Please suggest pyspark dataframe alternative for Pandas df[\'col\'].unique()
.
I want to list out all the unique values in a pyspark dataframe column.
You can use df.dropDuplicates(['col1','col2'])
to get only distinct rows based on colX in the array.
If you want to see the distinct values of a specific column in your dataframe , you would just need to write -
df.select('colname').distinct().show(100,False)
This would show the 100 distinct values (if 100 values are available) for the colname column in the df dataframe.
If you want to do something fancy on the distinct values, you can save the distinct values in a vector
a = df.select('colname').distinct()
Here, a would have all the distinct values of the column colname
If you want to select ALL(columns) data as distinct frrom a DataFrame (df), then
df.select('*').distinct().show(10,truncate=False)
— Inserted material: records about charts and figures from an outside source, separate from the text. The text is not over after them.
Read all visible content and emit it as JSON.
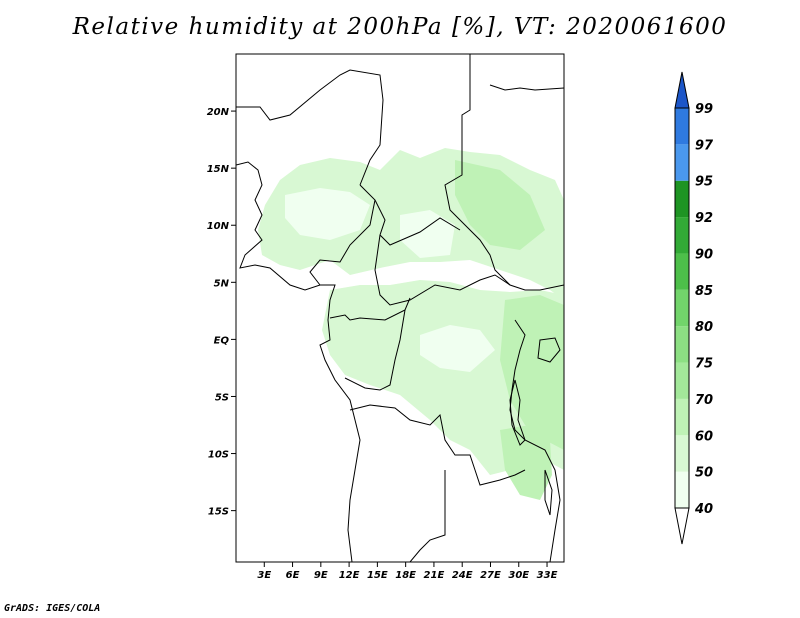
{
  "title": "Relative humidity at 200hPa [%], VT: 2020061600",
  "footer": "GrADS: IGES/COLA",
  "map": {
    "variable": "Relative humidity",
    "level": "200hPa",
    "units": "%",
    "valid_time": "2020061600",
    "lon_range": [
      0,
      34.8
    ],
    "lat_range": [
      -19.5,
      25
    ],
    "lon_ticks": [
      "3E",
      "6E",
      "9E",
      "12E",
      "15E",
      "18E",
      "21E",
      "24E",
      "27E",
      "30E",
      "33E"
    ],
    "lat_ticks": [
      "20N",
      "15N",
      "10N",
      "5N",
      "EQ",
      "5S",
      "10S",
      "15S"
    ],
    "lon_tick_values": [
      3,
      6,
      9,
      12,
      15,
      18,
      21,
      24,
      27,
      30,
      33
    ],
    "lat_tick_values": [
      20,
      15,
      10,
      5,
      0,
      -5,
      -10,
      -15
    ]
  },
  "colorbar": {
    "levels": [
      "40",
      "50",
      "60",
      "70",
      "75",
      "80",
      "85",
      "90",
      "92",
      "95",
      "97",
      "99"
    ],
    "colors": [
      "#f0fff0",
      "#d8f8d3",
      "#bff2b6",
      "#a3e89a",
      "#8cdf83",
      "#72d46b",
      "#4dbf4a",
      "#32aa36",
      "#1e9423",
      "#4a98ee",
      "#2f7ae0",
      "#1c56c8"
    ]
  }
}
In addition to the dropDuplicates option there is the method named as we know it in pandas drop_duplicates:
drop_duplicates() is an alias for dropDuplicates().
Example
s_df = sqlContext.createDataFrame([("foo", 1),
("foo", 1),
("bar", 2),
("foo", 3)], ('k', 'v'))
s_df.show()
+---+---+
| k| v|
+---+---+
|foo| 1|
|foo| 1|
|bar| 2|
|foo| 3|
+---+---+
Drop by subset
s_df.drop_duplicates(subset = ['k']).show()
+---+---+
| k| v|
+---+---+
|bar| 2|
|foo| 1|
+---+---+
s_df.drop_duplicates().show()
+---+---+
| k| v|
+---+---+
|bar| 2|
|foo| 3|
|foo| 1|
+---+---+
This should help to get distinct values of a column:
df.select('column1').distinct().collect()
Note that .collect()
doesn't have any built-in limit on how many values can return so this might be slow -- use .show()
instead or add .limit(20)
before .collect()
to manage this.
Run this first
df.createOrReplaceTempView('df')
Then run
spark.sql("""
SELECT distinct
column name
FROM
df
""").show()